Velocity Reviews - Computer Hardware Reviews

Velocity Reviews > Newsgroups > Programming > Java > SortedSet faster than Collections.sort()

Reply
Thread Tools

SortedSet faster than Collections.sort()

 
 
Timo Nentwig
Guest
Posts: n/a
 
      02-24-2005
Hi!

Is a TreeSet faster than port-sorting an ArrayList? According to some rough
benchmarking I did it is by the factor of Collections.sort() but this
benchmark was not done under reliable circumstances.

Why can't I set an initial size for a TreeSet?


 
Reply With Quote
 
 
 
 
John C. Bollinger
Guest
Posts: n/a
 
      02-24-2005
Timo Nentwig wrote:

> Hi!
>
> Is a TreeSet faster than port-sorting an ArrayList? According to some rough
> benchmarking I did it is by the factor of Collections.sort() but this
> benchmark was not done under reliable circumstances.


TreeSet has to maintain its internal order, including keeping its tree
balanced, with every addition. This can be tremendously slower than
putting the same objects in a List and sorting them once, and we have
seen it to be so, given enough elements in the set. On the other hand,
it's already sorted whenever you need it.

If you change your Set reasonably often relative to iterating over it or
using the methods peculiar to SortedSet then a List that you sort at
need might be better. Likewise if you only sometimes need it to be in
order. Also consider that in many situations you don't really need
sorting at all. For example, finding the minimum element can be done in
O(N) by simply examining each element -- if that's all you need, and you
only need it a small number of times (fewer than log(N)) then sorting
the elements is wasteful.

> Why can't I set an initial size for a TreeSet?


What would it mean?
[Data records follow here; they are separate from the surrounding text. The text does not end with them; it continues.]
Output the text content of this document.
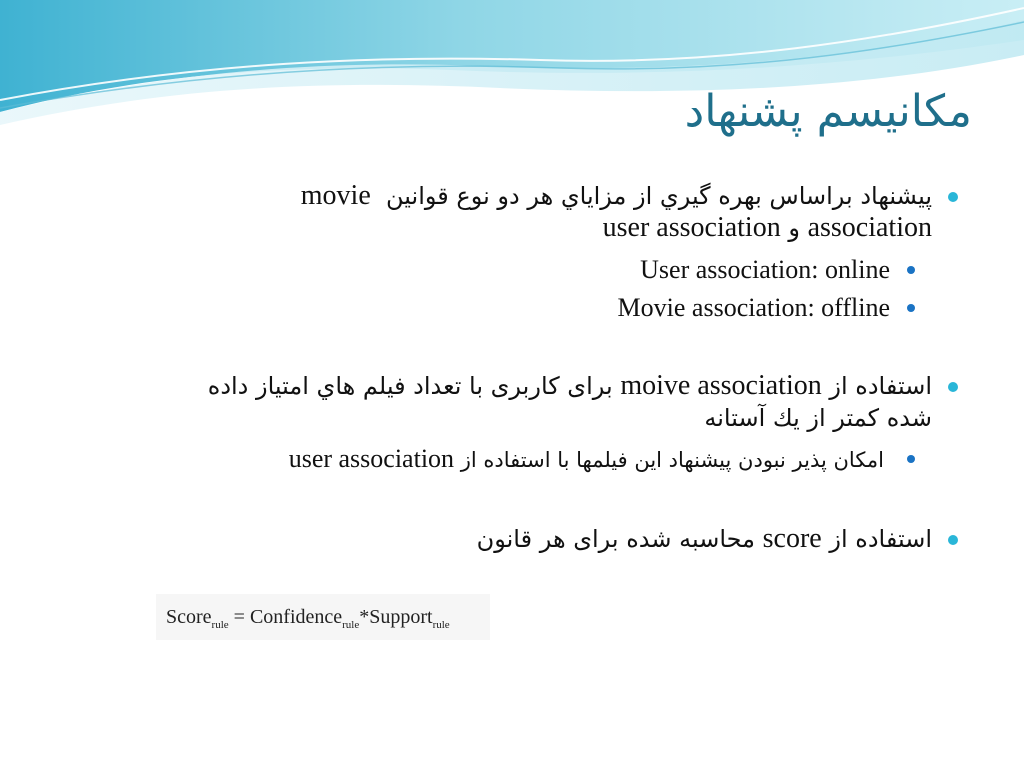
مکانیسم پشنهاد
پيشنهاد براساس بهره گيري از مزاياي هر دو نوع قوانين  movie
association و user association
User association: online
Movie association: offline
استفاده از moive association برای کاربری با تعداد فیلم هاي امتياز داده
شده کمتر از يك آستانه
امکان پذير نبودن پيشنهاد اين فيلمها با استفاده از user association
استفاده از score محاسبه شده برای هر قانون
Score$_{rule}$ = Confidence$_{rule}$*Support$_{rule}$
You can't have the tree without the elements.


--
John Bollinger
http://www.velocityreviews.com/forums/(E-Mail Removed)
 
Reply With Quote
 
 
 
 
Alan Krueger
Guest
Posts: n/a
 
      02-25-2005
John C. Bollinger wrote:
> TreeSet has to maintain its internal order, including keeping its tree
> balanced, with every addition. This can be tremendously slower than
> putting the same objects in a List and sorting them once, and we have
> seen it to be so, given enough elements in the set.


Not sure how this can be true. TreeSet Javadoc says, "This
implementation provides guaranteed log(n) time cost for the basic
operations (add, remove and contains)." This implies O(N log N) time to
insert N items. Collections.sort Javadoc says, "This algorithm offers
guaranteed n log(n) performance."

> If you change your Set reasonably often relative to iterating over it or
> using the methods peculiar to SortedSet then a List that you sort at
> need might be better.


Doubtful, since adding an item to a TreeSet would take O(log N) time;
adding to a sorted list would be no faster and the add-and-resort for an
unsorted list would certainly be slower.
 
Reply With Quote
 
Chris Smith
Guest
Posts: n/a
 
      02-25-2005
Alan Krueger <(E-Mail Removed)> wrote:
> John C. Bollinger wrote:
> > TreeSet has to maintain its internal order, including keeping its tree
> > balanced, with every addition. This can be tremendously slower than
> > putting the same objects in a List and sorting them once, and we have
> > seen it to be so, given enough elements in the set.

>
> Not sure how this can be true. TreeSet Javadoc says, "This
> implementation provides guaranteed log(n) time cost for the basic
> operations (add, remove and contains)." This implies O(N log N) time to
> insert N items. Collections.sort Javadoc says, "This algorithm offers
> guaranteed n log(n) performance."


The difference is in the definition of "n". The time to perform some
set of add/remove/contains operations on a TreeSet would actually be on
the order of m * log(n), where 'm' is the total number of operations and
n is the average number of elements in the TreeSet. If all operations
are add operations as in your example, then this turns out to be the
same as n * log(n), but only because we can demonstrate that m == n / 2.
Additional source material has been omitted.